Misalkan di Kelas IV, saat saya menyebut nama Kamal Alamsah, muridku yang tinggal di Kampung sebelah. Seisi ruang Kelas yang jumlahnya 61 biji akan berteriak cempreng bersahut-sahutan dan berlomba-lomba mendapatkan perhatian dari saya. “Malaaaaas Pak!” atau “Bolossss Pak!” ada juga yang teriak “Ayam-nya mati Pak!” teriak anak-anakku sambil mengacung-acungkan tangan berebutan ngomong.

Tapi berbeda saat ditanya 2x3 berapa, seisi kelas akan menjadi sunyi seperti kuburan. Beberapa ragu mengacungkan telunjuk. Beberapa malu-malu tidak jelas. Beberapa juga menutup wajahnya dengan tas atau kedua talapak tangan jika aku pandangi wajah mereka denga senyum manisku.

Saat ada murid yang tidak hadir, saya sebagai guru tentunya merasa hari itu ada yang kurang sebelum Lesson Plan/RPP. Tindakan selanjutnya adalah mencari informasi kenapa anak ini tidak hadir. Informasi yang saya kumpulkan dari teman sekampung yang dekat dengan rumah anak yang tidak hadir ini. Atau langsung berkunjung ke rumahnya. Kalau rumahnya di kampung sebelah, hal yang paling menyenangkan adalah berjalan beramai-ramai dengan anak-anak lalu bertanya di mana rumah anak ini, sambil bertanya di mana rumah mereka. Meskipun jaraknya dari rumah tinggalku 3 km.

Kalau sampai di rumah anak yang tidak hadir, beberapa anak yang tidak hadir akan kabur lewat pintu belakang seperti biasanya. Untuk bersembunyi ditempat-tempat strategis seperti kandang ternak, kolong rumah, di kebun, atau di atas pohon. Kalau ada orang tuanya, akan saya tanyakan; “Anak Ibu aya’? (Anak Ibu ada?)”. Dengan santainya Ibu anak itu akan menjawab; “Tuh lagi main kelereng”. Tapi saya biasanya tidak berani bertanya ke orang tua murid yang sedang ngasah golok. Meskipun pikiran saya berusaha positif; “Golok itu untuk motong kayu di hutan, bukan buat kamu”. Inilah kelemahan manusia, termasuk saya, kadang tidak mampu mengendalikan ekspektasi ke orang lain.
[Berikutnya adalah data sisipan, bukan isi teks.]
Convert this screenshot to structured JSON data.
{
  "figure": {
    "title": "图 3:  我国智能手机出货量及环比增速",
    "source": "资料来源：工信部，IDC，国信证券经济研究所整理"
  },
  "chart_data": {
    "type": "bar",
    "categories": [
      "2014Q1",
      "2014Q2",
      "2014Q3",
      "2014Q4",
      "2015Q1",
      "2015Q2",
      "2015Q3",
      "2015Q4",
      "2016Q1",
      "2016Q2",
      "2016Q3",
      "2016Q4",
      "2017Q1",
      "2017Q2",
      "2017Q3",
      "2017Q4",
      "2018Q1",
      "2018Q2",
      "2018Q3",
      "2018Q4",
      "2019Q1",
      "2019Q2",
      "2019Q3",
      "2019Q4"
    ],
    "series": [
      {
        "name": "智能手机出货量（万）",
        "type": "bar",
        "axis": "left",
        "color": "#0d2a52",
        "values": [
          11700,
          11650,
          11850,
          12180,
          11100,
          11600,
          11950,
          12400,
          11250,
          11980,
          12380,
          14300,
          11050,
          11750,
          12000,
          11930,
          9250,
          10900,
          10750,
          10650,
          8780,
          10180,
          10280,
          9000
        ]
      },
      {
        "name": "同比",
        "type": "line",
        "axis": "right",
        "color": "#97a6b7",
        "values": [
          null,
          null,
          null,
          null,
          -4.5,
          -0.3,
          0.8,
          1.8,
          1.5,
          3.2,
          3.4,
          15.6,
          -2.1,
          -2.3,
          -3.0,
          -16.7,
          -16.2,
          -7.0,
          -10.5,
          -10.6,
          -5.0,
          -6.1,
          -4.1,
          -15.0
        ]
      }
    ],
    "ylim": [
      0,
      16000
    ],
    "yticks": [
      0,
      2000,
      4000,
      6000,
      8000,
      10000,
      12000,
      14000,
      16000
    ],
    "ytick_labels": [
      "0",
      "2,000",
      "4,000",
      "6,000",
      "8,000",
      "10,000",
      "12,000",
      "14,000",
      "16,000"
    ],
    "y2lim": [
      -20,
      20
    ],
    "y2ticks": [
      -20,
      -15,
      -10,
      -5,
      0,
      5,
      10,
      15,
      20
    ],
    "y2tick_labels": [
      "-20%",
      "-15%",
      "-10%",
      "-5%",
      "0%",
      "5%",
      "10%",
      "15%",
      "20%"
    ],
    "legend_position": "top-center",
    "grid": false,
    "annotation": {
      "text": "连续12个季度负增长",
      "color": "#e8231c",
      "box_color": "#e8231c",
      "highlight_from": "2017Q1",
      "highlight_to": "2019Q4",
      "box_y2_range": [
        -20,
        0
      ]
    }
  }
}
Ini hasil survey kecil-kecilan saya ke anak-anak yang jarang ke sekolah. 5 alasan kenapa anak-anak didikku jarang masuk sekolah:

 

1.    Ngangon Ternak (Kambing dan Kerbau) dan Jaga Hewan Piaraan

“Bapak tanya, kira-kira pekerjaan apa yang dapat menghasilkan uang 15 juta per tahun?” saya bertanya kepada murid-murid kelas IV beberapa waktu yang lalu saat pelajaran Matematika. Meskipun masih kelas IV saya sudah memberikan pelajaran nilai tempat satuan, puluhan, ratusan, ribuan, hingga milyaran. Mereka semangat jika diberi soal terkit nilai tempat. Mereka jagonya. Karena pastinya akan berbicara soal uang. Tapi jangan sampai kelak mereka jadi manusia-manusia yang mata duitan. Ih, jangan ah!

Semua anak berpikir keras, kira-kira pekerjaan apa yang bisa menghasilkan uang Rp 15 juta pertahun. Saya bertanya soal ini karena pelajaran nilai tempat bukan saja bicara duit. Tapi juga bicara cita-cita. Beberapa detik kemudian; “Pilot Pak!”, “Dokter Pak!”, “Bambang Pamungkas Pak! (Pemain Bola)”, “Jaga toko Pak!”, “Juragan Pak! (Pengusaha)”, “Kebun Kelapa Sawit Pak! (di Malaysia)” teriak mereka bersahut-sahutan. Lalu saya dengan semangatnya bilang ke anak-anak; “Jadilah seperti mereka, ubahlah nasib orang tuamu. Agar kamu bisa membalas kebaikan mereka sejak kamu di kandungan. Di Indonesia, Bambang Pamungkas cuma satu. Coba kalo kita punya lima. Anak-anak harus jadi Bambang Pamungkas yang lain!”. Tapi ada satu jawaban samar-samar tapi keras yang membuatku tertarik; “Ngagon (Gembala) Kerbau Pak!”. Jawaban itu membuat tawa seisi ruangan meledak. Lalu ada anak yang nyeletuk; “Ulah ngangon bae! Sia’ males asup ka sekolah! (Jangan gembala aja! Kamu malas masuk ke sekolah)”. Tawa ledekan yang meledak kali ini.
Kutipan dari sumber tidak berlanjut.